The second largest stablecoin USDC de-pegged from the actual value of the U.S. dollar. Thus, the profitable opportunity influences debtors to repay loans and save more than $100 million on loans.
Due to the collapse of crypto-friendly banks such as Silvergate Capital, Silicon Valley Bank, and Signature Bank, stablecoins like USDC and DAI started de-pegging from $1 and recorded yearly low amid a crypto-clatter.
The second largest stablecoin USDC fell from the dollar value on 11 March and hit the yearly low at $0.8774 as per CoinMarketCap. Silicon Valley Bank breakdown on 10 March.
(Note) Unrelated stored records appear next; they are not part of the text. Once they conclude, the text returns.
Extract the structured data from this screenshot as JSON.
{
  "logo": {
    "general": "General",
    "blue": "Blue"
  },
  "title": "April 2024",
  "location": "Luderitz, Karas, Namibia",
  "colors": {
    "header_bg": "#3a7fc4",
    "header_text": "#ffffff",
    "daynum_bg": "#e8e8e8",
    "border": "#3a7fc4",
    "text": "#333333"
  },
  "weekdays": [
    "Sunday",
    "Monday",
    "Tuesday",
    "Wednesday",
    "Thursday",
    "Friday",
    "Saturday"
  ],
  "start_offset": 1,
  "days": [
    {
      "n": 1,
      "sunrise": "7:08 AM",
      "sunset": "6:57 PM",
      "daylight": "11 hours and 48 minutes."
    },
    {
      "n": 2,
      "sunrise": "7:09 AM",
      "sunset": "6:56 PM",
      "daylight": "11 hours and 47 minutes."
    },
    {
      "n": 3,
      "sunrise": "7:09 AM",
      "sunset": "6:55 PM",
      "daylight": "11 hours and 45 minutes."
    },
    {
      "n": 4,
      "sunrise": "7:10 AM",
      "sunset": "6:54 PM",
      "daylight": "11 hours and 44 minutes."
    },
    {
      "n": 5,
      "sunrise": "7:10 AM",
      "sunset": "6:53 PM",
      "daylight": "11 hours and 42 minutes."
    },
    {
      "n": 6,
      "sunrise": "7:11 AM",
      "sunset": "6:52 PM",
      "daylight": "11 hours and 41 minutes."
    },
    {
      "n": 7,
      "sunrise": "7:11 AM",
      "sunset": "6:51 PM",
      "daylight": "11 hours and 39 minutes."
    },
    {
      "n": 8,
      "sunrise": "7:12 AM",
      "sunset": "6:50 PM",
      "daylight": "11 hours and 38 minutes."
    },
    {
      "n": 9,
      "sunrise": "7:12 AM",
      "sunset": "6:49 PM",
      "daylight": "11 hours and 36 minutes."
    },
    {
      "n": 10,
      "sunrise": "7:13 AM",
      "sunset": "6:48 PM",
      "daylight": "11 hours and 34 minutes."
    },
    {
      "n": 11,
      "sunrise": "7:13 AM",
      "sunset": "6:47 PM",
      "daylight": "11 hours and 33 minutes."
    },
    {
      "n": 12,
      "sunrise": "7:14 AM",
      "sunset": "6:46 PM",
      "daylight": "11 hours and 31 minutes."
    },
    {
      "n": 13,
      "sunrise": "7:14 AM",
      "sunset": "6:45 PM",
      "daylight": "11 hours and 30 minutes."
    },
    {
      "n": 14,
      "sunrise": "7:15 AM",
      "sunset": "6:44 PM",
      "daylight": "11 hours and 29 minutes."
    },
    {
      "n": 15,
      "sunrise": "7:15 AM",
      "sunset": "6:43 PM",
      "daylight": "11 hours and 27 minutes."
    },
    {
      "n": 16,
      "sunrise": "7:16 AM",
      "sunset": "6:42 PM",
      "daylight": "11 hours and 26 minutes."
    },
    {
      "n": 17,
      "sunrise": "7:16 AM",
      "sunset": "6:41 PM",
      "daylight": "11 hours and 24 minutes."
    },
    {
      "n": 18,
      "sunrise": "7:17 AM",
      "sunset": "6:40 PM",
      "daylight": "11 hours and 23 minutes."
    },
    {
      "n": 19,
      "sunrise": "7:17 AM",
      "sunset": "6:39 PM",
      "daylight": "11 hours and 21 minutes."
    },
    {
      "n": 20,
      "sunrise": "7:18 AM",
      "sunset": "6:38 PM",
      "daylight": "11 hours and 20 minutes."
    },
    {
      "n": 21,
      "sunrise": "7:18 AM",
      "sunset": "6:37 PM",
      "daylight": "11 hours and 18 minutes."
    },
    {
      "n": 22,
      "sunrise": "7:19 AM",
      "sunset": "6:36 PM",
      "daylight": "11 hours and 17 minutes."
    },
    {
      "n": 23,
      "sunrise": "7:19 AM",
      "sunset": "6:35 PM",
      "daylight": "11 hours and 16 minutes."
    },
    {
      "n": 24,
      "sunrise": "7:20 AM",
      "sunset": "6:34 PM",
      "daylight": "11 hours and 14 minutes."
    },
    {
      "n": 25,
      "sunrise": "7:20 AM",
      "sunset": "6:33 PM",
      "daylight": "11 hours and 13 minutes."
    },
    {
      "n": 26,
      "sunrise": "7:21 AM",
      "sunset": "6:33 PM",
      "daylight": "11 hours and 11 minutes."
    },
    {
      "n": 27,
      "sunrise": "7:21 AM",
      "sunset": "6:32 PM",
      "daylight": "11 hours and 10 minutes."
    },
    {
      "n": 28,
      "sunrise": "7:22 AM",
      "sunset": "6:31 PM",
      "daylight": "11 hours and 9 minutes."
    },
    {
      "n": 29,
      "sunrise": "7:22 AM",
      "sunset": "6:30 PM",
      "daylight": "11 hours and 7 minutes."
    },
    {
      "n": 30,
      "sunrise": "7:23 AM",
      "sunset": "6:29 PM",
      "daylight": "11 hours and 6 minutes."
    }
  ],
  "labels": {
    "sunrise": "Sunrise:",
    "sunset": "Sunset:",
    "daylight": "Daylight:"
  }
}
Similarly, DAI — stablecoin of Maker DAO — dropped to $0.897 on Saturday.
However, USDC recovered as Circle co-founder Jeremy Allaire said its reserves were safe and the company had already lined up a new banking partner. The result was seen in USDC at $0.999, and DAI was also present at $0.9981 at that time of writing.
As per the analysis report from Kaiko, the de-pegging pushes the borrowers to repay the loan at a discount, resulting in over $2 billion in loan amount repaid on Aave and Compound, a decentralized crypto landing platform.
According to the report, more than $1 billion of loans were settled in USDC and about $500 million in DAI on Saturday. However, the volatile USDC and DAI have so far recovered.
Also Read: MakerDAO Issues Emergency Proposal to Mitigate $3.1B USDC Risk
Flipside Crypto, another analytics firm, published a report on the estimated saved money by debtors. Around $84 million in funds was saved by USDC borrowers amid de-pegging, and $20.8 million in DAI borrowers received discounts during the widespread crypto unrest.
“Overall, DeFi markets experienced two days of huge price dislocations that generated countless arbitrage opportunities across the ecosystem, and highlighted the importance of USDC,” the Kaiko report said.